The 25 percent drop since last September has pushed benchmark London Metal Exchange prices to six-year lows, and the unprecedented plunge this year in premiums, surcharges paid for physical delivery, to their lowest in 3-1/2 years are the biggest test for producers’ margins since the 2008 financial crisis.

More than 10 percent of smelting capacity outside of China, or 3.5 million tonnes of production, is running in the red with a combined LME and U.S. premium of $1,800 per tonne, according to Wood Mackenzie data from second-quarter results. On Friday, three-month aluminum was at $1,621, with a U.S. premium of $175 a tonne.

The data illustrates the increasing pain across the sector as producers worry about growing exports from China and production costs such as power remain relatively high.

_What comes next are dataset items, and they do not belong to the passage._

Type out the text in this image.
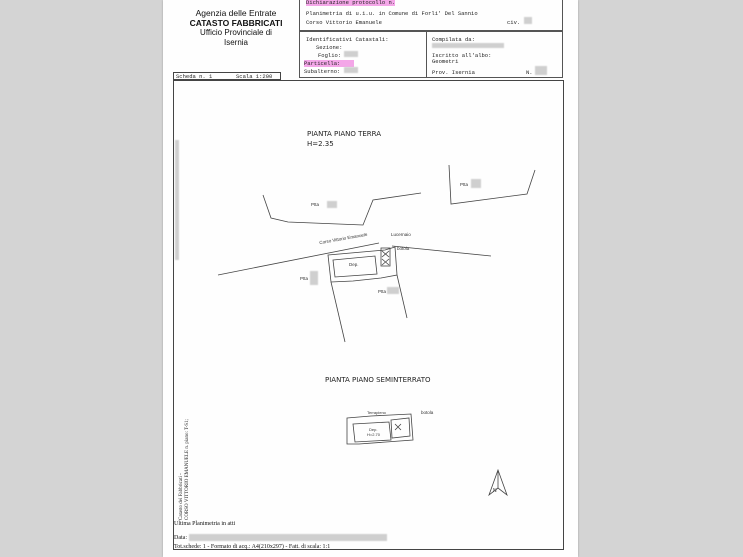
Agenzia delle Entrate
CATASTO FABBRICATI
Ufficio Provinciale di
Isernia
Dichiarazione protocollo n.
Planimetria di u.i.u. in Comune di Forli' Del Sannio
Corso Vittorio Emanuele	civ.
Identificativi Catastali:
Sezione:
Foglio:
Particella:
Subalterno:
Compilata da:
Iscritto all'albo:
Geometri
Prov. Isernia	N.
Scheda n. 1	Scala 1:200
PIANTA PIANO TERRA
H=2.35
PIANTA PIANO SEMINTERRATO
N
Ptta
Ptta
Corso Vittorio Emanuele	Lucernaio
botola
Dep.
Ptta
Ptta
Terrapieno
Dep.
H=2.70
botola
Catasto dei Fabbricati - CORSO VITTORIO EMANUELE n. piano: T-S1;
Ultima Planimetria in atti
Data:
Tot.schede: 1 - Formato di acq.: A4(210x297) - Fatt. di scala: 1:1
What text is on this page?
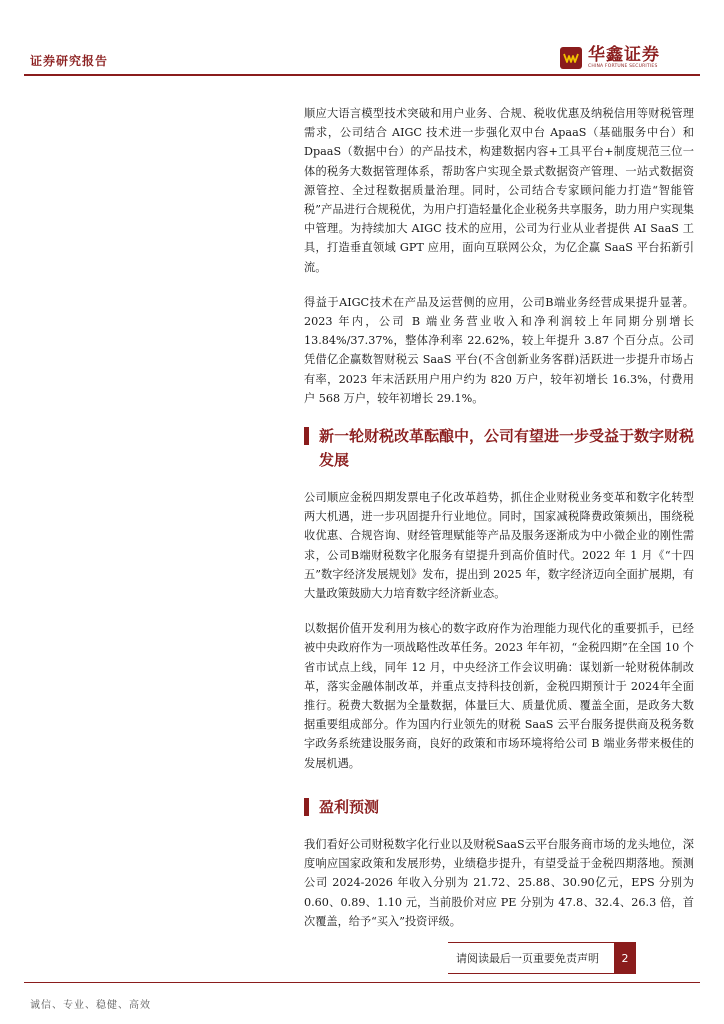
证券研究报告	华鑫证券
CHINA FORTUNE SECURITIES

顺应大语言模型技术突破和用户业务、合规、税收优惠及纳税信用等财税管理需求，公司结合 AIGC 技术进一步强化双中台 ApaaS（基础服务中台）和 DpaaS（数据中台）的产品技术，构建数据内容+工具平台+制度规范三位一体的税务大数据管理体系，帮助客户实现全景式数据资产管理、一站式数据资源管控、全过程数据质量治理。同时，公司结合专家顾问能力打造“智能管税”产品进行合规税优，为用户打造轻量化企业税务共享服务，助力用户实现集中管理。为持续加大 AIGC 技术的应用，公司为行业从业者提供 AI SaaS 工具，打造垂直领域 GPT 应用，面向互联网公众，为亿企赢 SaaS 平台拓新引流。

得益于AIGC技术在产品及运营侧的应用，公司B端业务经营成果提升显著。2023 年内，公司 B 端业务营业收入和净利润较上年同期分别增长 13.84%/37.37%，整体净利率 22.62%，较上年提升 3.87 个百分点。公司凭借亿企赢数智财税云 SaaS 平台(不含创新业务客群)活跃进一步提升市场占有率，2023 年末活跃用户用户约为 820 万户，较年初增长 16.3%，付费用户 568 万户，较年初增长 29.1%。

新一轮财税改革酝酿中，公司有望进一步受益于数字财税发展

公司顺应金税四期发票电子化改革趋势，抓住企业财税业务变革和数字化转型两大机遇，进一步巩固提升行业地位。同时，国家减税降费政策频出，围绕税收优惠、合规咨询、财经管理赋能等产品及服务逐渐成为中小微企业的刚性需求，公司B端财税数字化服务有望提升到高价值时代。2022 年 1 月《“十四五”数字经济发展规划》发布，提出到 2025 年，数字经济迈向全面扩展期，有大量政策鼓励大力培育数字经济新业态。

以数据价值开发利用为核心的数字政府作为治理能力现代化的重要抓手，已经被中央政府作为一项战略性改革任务。2023 年年初，“金税四期”在全国 10 个省市试点上线，同年 12 月，中央经济工作会议明确：谋划新一轮财税体制改革，落实金融体制改革，并重点支持科技创新，金税四期预计于 2024年全面推行。税费大数据为全量数据，体量巨大、质量优质、覆盖全面，是政务大数据重要组成部分。作为国内行业领先的财税 SaaS 云平台服务提供商及税务数字政务系统建设服务商，良好的政策和市场环境将给公司 B 端业务带来极佳的发展机遇。

盈利预测

我们看好公司财税数字化行业以及财税SaaS云平台服务商市场的龙头地位，深度响应国家政策和发展形势，业绩稳步提升，有望受益于金税四期落地。预测公司 2024-2026 年收入分别为 21.72、25.88、30.90亿元，EPS 分别为 0.60、0.89、1.10 元，当前股价对应 PE 分别为 47.8、32.4、26.3 倍，首次覆盖，给予“买入”投资评级。

请阅读最后一页重要免责声明	2
诚信、专业、稳健、高效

To have a meaningful impact on prices, producers need to cut capacity by another 1 million to 2 million tonnes, said Ed Meir, an analyst at INTL FCStone.

“It’s been like death by a thousand cuts. Western producers have made cuts here and there, but collectively, it’s not been a lot because China is more than making up for it,” he said.

Alcoa Inc has closed or curtailed 170,000 tonnes of annual output this year as part of its review of 500,000 tonnes of smelting capacity announced in March, and United Co Rusal said in April it might idle 200,000 tonnes of capacity.

Last month, Century Aluminum, controlled by Glencore, announced plans to shutter its 244,000 tonne-per-year Hawesville, Kentucky smelter, blaming Chinese exports and weak prices.